Le politiche per la tutela delle minori e dei minori stranieri non accompagnati chiamano in causa una costellazione vasta ed eterogenea di soggetti: dalla Prefettura alla Questura, dal Tribunale per i Minorenni agli enti locali, dalle comunità di accoglienza ai tutori e alle tutrici, dalle scuole agli enti di formazione e alle agenzie per il lavoro, dai consolati alle organizzazioni internazionali.
A fronte di un sistema di visioni, valori e obiettivi condivisi, l’operatività quotidiana mostra invece un grado elevato di frammentazione, di sovrapposizione e di disomogeneità tra i tanti interventi in campo. Tutti i soggetti perseguono il medesimo obiettivo di piena tutela dei diritti dei minori e delle minori in migrazione, ma lo fanno con modalità, logiche e tempistiche diverse, non sempre coerenti tra loro.
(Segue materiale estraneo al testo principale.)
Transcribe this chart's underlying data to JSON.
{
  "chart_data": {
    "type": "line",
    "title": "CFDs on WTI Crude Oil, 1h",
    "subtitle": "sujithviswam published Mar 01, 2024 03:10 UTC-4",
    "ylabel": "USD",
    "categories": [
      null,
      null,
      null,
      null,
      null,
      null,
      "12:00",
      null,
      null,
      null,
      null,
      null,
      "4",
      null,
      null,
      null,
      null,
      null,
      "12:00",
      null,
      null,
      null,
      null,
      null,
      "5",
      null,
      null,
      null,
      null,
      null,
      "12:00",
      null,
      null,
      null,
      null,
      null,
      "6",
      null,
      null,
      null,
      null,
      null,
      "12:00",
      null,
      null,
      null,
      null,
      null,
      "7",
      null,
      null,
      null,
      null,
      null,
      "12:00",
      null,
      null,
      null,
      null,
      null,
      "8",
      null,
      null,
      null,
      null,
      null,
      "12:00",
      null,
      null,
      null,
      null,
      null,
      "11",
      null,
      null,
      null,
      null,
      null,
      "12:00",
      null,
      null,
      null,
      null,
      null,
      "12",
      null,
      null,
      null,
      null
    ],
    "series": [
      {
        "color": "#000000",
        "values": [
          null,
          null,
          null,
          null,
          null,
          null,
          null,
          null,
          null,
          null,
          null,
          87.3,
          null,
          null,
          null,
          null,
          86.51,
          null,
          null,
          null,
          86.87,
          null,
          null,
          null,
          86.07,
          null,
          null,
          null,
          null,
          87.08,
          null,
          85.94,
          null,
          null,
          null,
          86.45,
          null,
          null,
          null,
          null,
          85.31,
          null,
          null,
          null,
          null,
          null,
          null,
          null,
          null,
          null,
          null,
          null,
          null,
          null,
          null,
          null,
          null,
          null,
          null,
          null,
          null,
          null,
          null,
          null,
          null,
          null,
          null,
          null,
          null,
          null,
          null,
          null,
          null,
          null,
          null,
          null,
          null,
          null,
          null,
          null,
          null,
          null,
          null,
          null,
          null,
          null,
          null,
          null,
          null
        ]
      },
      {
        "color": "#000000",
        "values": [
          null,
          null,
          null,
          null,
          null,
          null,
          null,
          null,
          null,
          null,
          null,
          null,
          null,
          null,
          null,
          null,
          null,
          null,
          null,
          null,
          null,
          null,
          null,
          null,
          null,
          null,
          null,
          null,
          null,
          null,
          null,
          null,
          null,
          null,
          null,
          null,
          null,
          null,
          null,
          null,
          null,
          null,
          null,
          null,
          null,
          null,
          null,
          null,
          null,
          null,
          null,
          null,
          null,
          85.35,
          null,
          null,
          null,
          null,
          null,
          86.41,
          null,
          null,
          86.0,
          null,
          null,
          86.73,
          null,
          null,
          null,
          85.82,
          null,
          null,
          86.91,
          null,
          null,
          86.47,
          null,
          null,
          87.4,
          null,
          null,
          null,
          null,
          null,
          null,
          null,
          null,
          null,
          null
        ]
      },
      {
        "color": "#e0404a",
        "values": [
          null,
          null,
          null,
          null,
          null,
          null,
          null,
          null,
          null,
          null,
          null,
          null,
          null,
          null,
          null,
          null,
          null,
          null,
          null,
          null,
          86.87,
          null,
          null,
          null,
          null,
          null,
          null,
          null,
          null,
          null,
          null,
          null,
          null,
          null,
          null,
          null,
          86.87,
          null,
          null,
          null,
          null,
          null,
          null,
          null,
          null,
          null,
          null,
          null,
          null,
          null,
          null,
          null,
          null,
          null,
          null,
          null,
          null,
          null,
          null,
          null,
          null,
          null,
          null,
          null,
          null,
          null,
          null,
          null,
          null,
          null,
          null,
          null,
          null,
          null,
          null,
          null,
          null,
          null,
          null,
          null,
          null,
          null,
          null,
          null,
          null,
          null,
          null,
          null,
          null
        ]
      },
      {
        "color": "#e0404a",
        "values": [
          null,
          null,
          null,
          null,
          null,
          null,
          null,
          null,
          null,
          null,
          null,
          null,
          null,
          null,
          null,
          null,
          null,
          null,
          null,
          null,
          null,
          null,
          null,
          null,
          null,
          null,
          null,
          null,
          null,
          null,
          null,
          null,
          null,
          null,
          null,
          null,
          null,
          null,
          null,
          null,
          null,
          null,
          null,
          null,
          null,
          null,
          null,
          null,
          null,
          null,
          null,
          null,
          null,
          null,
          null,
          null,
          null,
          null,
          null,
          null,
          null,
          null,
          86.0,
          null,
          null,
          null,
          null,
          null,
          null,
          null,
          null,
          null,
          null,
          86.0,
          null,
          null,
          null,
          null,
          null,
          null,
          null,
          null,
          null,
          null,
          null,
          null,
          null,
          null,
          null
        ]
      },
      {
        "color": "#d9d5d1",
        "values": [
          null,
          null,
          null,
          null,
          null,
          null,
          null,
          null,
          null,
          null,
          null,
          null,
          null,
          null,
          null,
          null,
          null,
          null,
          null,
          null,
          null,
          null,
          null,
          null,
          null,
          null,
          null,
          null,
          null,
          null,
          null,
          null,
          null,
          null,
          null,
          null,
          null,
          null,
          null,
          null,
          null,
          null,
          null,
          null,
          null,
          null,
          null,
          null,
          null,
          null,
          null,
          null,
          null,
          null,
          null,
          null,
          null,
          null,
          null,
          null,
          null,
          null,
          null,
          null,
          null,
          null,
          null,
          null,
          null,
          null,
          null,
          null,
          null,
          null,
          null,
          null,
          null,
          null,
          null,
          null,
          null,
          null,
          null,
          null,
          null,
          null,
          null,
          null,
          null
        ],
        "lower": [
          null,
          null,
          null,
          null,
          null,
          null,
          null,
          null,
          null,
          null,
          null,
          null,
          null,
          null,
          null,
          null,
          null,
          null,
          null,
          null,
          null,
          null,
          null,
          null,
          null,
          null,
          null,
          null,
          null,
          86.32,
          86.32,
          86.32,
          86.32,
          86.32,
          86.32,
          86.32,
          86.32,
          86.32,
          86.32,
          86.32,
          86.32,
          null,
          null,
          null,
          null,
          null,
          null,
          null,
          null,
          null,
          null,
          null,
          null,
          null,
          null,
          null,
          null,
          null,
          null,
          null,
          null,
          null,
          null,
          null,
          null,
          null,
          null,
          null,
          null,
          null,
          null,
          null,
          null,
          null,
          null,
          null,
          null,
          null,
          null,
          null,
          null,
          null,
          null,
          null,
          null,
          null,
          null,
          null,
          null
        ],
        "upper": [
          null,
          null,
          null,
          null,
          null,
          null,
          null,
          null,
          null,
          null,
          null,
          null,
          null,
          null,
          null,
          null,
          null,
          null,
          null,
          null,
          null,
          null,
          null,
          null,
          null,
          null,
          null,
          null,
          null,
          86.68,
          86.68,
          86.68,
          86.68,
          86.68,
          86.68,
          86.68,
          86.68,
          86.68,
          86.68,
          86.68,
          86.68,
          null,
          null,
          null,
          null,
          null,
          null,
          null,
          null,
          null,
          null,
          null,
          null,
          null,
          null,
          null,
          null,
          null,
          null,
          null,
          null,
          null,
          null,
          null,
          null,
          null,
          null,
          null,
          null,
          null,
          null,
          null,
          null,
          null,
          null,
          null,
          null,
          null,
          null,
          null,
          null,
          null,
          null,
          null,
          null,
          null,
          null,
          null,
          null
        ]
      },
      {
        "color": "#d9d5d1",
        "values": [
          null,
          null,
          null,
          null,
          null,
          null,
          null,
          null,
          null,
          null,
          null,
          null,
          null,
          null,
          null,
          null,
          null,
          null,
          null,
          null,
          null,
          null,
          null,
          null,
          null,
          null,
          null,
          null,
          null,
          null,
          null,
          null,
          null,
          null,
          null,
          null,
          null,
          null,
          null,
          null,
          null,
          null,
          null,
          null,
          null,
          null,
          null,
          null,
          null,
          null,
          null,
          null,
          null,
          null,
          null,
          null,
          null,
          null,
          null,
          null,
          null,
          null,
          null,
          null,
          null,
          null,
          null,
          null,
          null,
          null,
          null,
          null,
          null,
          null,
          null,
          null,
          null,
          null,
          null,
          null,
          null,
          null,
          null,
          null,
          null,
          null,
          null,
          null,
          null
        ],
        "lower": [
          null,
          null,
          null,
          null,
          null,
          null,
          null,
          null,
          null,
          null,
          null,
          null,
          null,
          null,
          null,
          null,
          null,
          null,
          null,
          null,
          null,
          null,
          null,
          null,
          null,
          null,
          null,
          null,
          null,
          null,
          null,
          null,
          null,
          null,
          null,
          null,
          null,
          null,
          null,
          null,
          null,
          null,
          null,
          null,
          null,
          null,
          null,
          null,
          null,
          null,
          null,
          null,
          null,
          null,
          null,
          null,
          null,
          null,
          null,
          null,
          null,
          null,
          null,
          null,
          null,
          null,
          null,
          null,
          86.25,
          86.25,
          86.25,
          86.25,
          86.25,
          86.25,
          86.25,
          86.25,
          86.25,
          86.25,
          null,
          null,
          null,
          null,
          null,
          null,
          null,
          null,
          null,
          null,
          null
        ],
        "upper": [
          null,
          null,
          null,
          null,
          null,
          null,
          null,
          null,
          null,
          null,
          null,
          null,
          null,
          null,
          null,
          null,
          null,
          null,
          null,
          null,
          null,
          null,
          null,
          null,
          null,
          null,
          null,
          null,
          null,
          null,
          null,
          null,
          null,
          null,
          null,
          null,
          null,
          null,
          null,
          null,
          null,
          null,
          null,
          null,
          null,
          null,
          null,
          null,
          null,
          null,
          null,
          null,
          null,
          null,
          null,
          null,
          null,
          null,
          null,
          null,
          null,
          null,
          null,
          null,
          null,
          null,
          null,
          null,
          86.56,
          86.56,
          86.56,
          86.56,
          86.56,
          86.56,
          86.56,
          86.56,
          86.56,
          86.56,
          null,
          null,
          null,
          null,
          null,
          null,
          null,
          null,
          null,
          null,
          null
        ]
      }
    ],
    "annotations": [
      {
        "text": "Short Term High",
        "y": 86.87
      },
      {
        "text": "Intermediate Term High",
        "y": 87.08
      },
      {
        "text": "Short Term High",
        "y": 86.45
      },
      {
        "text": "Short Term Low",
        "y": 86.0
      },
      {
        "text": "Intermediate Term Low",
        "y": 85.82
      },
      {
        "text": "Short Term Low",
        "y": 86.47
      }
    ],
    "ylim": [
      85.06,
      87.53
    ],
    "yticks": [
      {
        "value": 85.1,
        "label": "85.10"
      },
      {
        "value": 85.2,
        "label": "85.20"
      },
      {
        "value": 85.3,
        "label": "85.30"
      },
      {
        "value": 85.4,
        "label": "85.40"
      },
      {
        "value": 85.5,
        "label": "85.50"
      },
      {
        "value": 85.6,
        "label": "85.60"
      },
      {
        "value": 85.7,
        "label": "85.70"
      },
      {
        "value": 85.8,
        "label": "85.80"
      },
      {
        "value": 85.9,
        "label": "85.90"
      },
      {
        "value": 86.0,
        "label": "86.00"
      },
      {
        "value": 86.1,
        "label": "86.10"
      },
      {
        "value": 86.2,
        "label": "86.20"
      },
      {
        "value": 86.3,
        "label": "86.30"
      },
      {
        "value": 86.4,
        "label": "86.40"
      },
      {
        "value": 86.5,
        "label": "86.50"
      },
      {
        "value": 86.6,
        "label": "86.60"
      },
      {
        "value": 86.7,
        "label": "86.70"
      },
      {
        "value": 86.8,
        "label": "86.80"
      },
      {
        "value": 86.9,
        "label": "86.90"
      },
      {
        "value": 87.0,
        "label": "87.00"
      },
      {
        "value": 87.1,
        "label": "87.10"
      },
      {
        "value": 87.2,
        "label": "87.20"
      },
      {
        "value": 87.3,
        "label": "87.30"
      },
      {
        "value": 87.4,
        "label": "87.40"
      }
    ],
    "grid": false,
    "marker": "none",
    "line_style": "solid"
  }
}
Per arrivare a un grado maggiore di integrazione, occorre conoscere le reti territoriali e il loro funzionamento. Mappare attori e azioni in campo, indagare i flussi di risorse e le fonti di finanziamento, esplorare il sistema di relazioni e le connessioni che sussistono tra i diversi soggetti, osservare meccanismi decisionali e dinamiche di potere: sono tutte operazioni necessarie per costruire un quadro del contesto di riferimento. Occorre condurre questa operazione superando i confini propri degli ambiti tematici o di quelli tracciati in base a rapporti di potere.
Occorre, poi, attivare meccanismi specifici che garantiscano il maggiore grado possibile di integrazione nel sistema, tanto a livello di analisi dei fenomeni quanto a livello di implementazione di risposte efficaci e di utilizzo di risorse scarse. L’approccio interdisciplinare, la costituzione di gruppi di lavoro inter-istituzionali, l’attivazione di unità interdipartimentali e la nomina di figure con esplicite funzioni di regia, sono solo alcune delle possibili soluzioni di governance che i territori possono mettere in campo per conseguire questo obiettivo.
Infine, per una chiara definizione del ruolo di tutti i soggetti in campo, bisogna fare attenzione a funzioni delicate come quelle di indirizzo, di regia e di garanzia. L’articolazione di ruoli e funzioni può certamente variare a seconda delle epoche, dei territori e degli specifici equilibri di contesto. L’analisi di prassi virtuose mostra però due elementi ricorrenti da tenere in considerazione rispetto alla leadership.
Nella maggior parte dei casi, le leadership pubbliche e istituzionali sono più efficaci delle leadership di altro tipo, nella misura in cui garantiscono la piena legittimità degli interventi proposti e ne assicurano la continuità nel tempo a prescindere da interruzioni, instabilità dei cicli politici, bandi di finanziamento e gare d’appalto.
Una leadership collaborativa e partecipativa è più efficace di una leadership che approccia reti e territori in modo saltuario e strumentale, nella misura in cui la tenuta di un sistema complesso e di tutti gli attori che ne fanno parte garantisce solidità, adattabilità, sostenibilità e capacità di generare nuove idee.